I tried both fastai library and keras for this model, but the not even getting accuracy >35%
I have already generated the spectrograms of the GTZAN dataset’s music file through a python script. Here’s the link to the dataset of the spectrogram
- Spectrogram RGB: https://drive.google.com/open?id=1SNky91nOdmM_5EdXa9DHIKNahLnb9TLE
- Spectrogram Grayscale: https://drive.google.com/drive/folders/1JKZO89Fw5UDLW0l5q-xitfV4ZdZKav9-
1) With RGB Images
This is a spectrogram represeting a music file of rock genre
I distributed those images in same fashion, like in the cats v dogs wherein I created train,test,valid and sample folder. Then I ran the classifier of lesson 1 using resnet34 architecture, but I’m getting very less accuracy, about (14-35%) and the accuracy changes a lot even if I run the same cell again. Here’s the iPython Notebook and the data used for this notebook.
-
fastai Library(ResNet34) 18-30% Accuracy
https://drive.google.com/open?id=1uiM905qpV4JChb47YWPE2QIA7ige0zI8 -
Using keras
Inception: Upto 18% Accuracy
https://drive.google.com/open?id=1tV9WkYd2UaLj1g51AOTnXf57HKQTgZLS
ResNet50: Upto 20% Accuracy
https://drive.google.com/open?id=17ZhrELXrEsMgBKc8BCSg2ATkf4DZsc-6
2) With Grayscale Images
Then my friend suggested me, to convert those RGB spectrogram into grayscale spectrograms. I tried that, but didn’t work, I was getting the accuracy around 23% even after using the best learning rate from the learning rate finder.

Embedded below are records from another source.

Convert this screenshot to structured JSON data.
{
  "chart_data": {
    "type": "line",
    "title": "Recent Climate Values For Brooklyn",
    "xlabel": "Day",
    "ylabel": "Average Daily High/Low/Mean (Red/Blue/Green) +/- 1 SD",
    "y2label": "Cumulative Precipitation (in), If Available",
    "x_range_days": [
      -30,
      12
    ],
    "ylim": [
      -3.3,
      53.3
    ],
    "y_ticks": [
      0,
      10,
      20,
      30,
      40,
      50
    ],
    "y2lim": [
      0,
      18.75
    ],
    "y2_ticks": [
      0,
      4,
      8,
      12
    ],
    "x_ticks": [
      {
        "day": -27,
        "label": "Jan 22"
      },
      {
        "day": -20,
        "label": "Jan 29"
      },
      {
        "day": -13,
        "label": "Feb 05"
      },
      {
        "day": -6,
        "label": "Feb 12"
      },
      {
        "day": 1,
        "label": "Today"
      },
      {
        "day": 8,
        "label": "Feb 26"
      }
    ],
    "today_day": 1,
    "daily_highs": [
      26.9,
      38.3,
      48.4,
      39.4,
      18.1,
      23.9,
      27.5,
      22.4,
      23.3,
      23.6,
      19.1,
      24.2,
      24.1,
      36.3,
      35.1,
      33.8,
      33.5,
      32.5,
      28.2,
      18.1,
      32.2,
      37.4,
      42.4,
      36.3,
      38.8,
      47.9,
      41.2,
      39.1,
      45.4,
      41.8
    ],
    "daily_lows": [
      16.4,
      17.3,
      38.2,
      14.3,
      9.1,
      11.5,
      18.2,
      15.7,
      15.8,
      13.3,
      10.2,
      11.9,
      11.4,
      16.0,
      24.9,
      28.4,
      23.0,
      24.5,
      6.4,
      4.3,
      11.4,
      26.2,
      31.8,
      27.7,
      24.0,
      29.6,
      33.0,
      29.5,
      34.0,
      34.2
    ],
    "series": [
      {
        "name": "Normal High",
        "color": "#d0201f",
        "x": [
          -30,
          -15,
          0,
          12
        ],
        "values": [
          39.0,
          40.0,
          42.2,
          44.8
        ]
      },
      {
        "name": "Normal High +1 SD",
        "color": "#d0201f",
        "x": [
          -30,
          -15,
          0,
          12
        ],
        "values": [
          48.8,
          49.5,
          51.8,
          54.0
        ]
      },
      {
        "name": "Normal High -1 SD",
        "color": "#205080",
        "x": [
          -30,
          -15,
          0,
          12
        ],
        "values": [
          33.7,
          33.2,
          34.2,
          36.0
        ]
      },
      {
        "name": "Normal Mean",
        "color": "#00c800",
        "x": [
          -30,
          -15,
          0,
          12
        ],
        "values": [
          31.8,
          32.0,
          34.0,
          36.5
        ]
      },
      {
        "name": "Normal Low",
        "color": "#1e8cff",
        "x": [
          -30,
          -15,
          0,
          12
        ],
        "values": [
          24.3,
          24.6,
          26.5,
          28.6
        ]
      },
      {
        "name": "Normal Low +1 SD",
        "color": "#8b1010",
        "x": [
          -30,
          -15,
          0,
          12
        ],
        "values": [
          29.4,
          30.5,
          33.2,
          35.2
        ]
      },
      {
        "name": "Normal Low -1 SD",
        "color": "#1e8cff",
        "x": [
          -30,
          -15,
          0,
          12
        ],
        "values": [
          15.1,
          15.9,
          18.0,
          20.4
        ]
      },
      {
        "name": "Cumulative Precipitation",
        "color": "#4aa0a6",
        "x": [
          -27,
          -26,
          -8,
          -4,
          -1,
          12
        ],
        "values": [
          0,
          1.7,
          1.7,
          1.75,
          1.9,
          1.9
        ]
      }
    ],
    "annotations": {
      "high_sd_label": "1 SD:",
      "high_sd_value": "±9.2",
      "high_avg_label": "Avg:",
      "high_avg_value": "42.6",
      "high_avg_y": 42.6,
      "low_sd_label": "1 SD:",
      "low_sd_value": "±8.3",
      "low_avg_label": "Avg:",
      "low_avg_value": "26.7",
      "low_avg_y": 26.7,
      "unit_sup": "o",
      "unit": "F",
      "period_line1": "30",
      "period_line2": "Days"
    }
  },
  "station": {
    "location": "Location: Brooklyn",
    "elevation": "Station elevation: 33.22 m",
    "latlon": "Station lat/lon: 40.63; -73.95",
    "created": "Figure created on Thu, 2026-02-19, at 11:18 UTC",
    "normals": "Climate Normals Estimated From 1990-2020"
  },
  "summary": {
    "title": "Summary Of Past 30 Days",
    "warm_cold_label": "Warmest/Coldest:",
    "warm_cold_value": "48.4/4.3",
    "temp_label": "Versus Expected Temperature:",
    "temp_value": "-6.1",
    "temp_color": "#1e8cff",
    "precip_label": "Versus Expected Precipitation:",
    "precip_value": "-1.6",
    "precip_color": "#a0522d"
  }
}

This is a spectrogram represeting a music file of rock genre in grayscale
This is the notebook that I used for this.
-
fastai Library (ResNet34) 7-18% Accuracy
https://drive.google.com/open?id=1xNEnWjv5koxJOSyBOuI3ibDTs-knRQtT -
Using keras
Inception: 10-13% Accuracy
https://drive.google.com/open?id=1_VIVHy_MCgu2pPjxGgvBWcKpsHfX50-j
ResNet50: 11-17% Accuracy
https://drive.google.com/open?id=1OipBlrpo4h2BYTUFkX-qVNjUkBs_NWt5
I have been trying to improve the performance of the model by changing learning rate, changing the colour of the dataset(RGB->Grayscale) but didn’t get any satisfying results and slightly frustrated.
Please suggest any changes and the mistakes I’m making, so that it will help to improve the performance of the model. Also I tried to visualise the model in keras using the tensorboard, the model doesn’t starts training when the “write_grads=True”, in the callbacks.
Thanks!